Is anybody using ng_pipe?
Rodney W. Grimes
freebsd-rwg at gndrsh.dnsmgr.net
Tue Aug 18 17:47:46 UTC 2020
> I recently needed to be able to simulate a lossy, high-latency network
> in an environment where dummynet wasn't possible. I gave ng_pipe a
> try, and hit some major issues
>
> 1. Instead of configuring a packet drop rate, you configure a bit
> error rate, which I found significantly less intuitive
>From your background being packet network centric perhaps?
Those of us who have line oriented, aka telecom, centric backgrounds
BER is a very meaningful and useful metric.
> 2. The use of BER makes for a very inconvenient implementation, as
> ng_pipe has to maintain a table of packet drop rates for every
> possible packet size
Hum, that sounds like a poor implementation indeed. It seems
like it would be easy to convert a BER into a packet drop
probability based on bytes that have passed through the pipe.
It should be easy to covert a BER into a packet drop rate, but
doing the converse leads to quantization errors. I would rather
see us keep the BER as the metric and fix what is broken rather
than convert this to a packet drop rate..
> 3. The table implementation isn't sized right for LRO or TSO, leading
> to ng_pipe going out of bounds of the array and panicking the system
Code predates LRO and TSO, so not unexpected.
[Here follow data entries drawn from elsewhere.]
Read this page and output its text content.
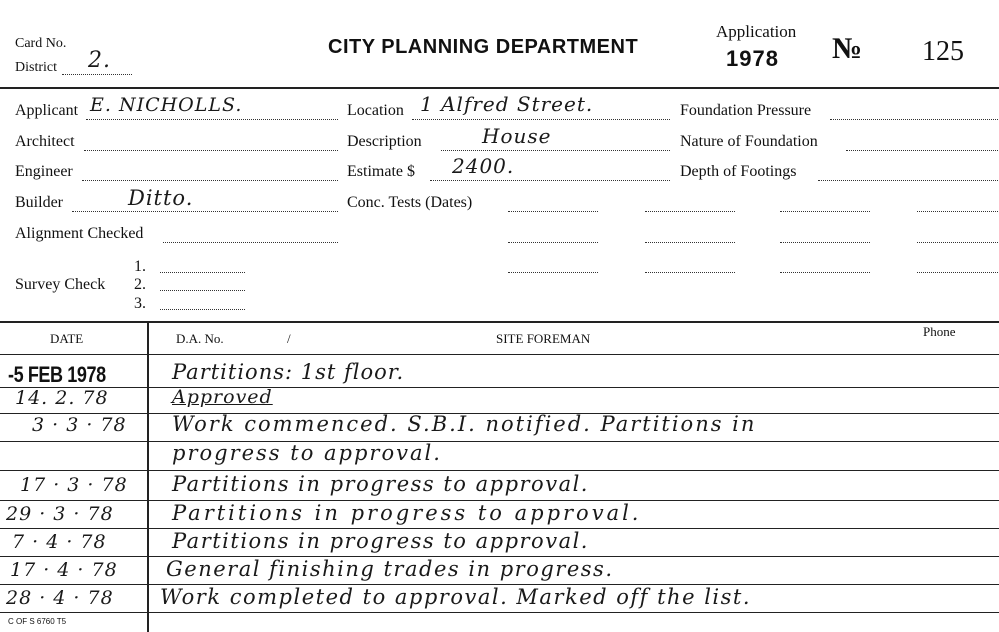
Card No.
District 2.
CITY PLANNING DEPARTMENT
Application
1978 № 125
Applicant E. NICHOLLS.
Architect
Engineer
Builder	Ditto.
Alignment Checked
Survey Check
1.
2.
3.
Location 1 Alfred Street.
Description	House
Estimate $ 2400.
Conc. Tests (Dates)
Foundation Pressure
Nature of Foundation
Depth of Footings
DATE	D.A. No.	/	SITE FOREMAN	Phone
-5 FEB 1978	Partitions: 1st floor.
14. 2. 78	Approved
3 · 3 · 78 Work commenced. S.B.I. notified. Partitions in
progress to approval.
17 · 3 · 78 Partitions in progress to approval.
29 · 3 · 78	Partitions in progress to approval.
7 · 4 · 78	Partitions in progress to approval.
17 · 4 · 78 General finishing trades in progress.
28 · 4 · 78 Work completed to approval. Marked off the list.
C OF S 6760 T5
> 4. The table calculation had two integer truncation bugs and used the
> wrong formula. I'm reasonably sure it would never calculate a
> probability other than 0 due a 64-bit constant being truncated to
> 32-bits.
You retracted this.
> I'd like to dump all of this and just implement a packet loss rate,
> which would simplify all this immensely. Is anybody using ng_pipe
> with a non-zero BER who would object to this? Given this litany of
> issues I doubt it, but I thought that I'd be sure.
My gut instinc is that statistically BER leads to a more realistic model.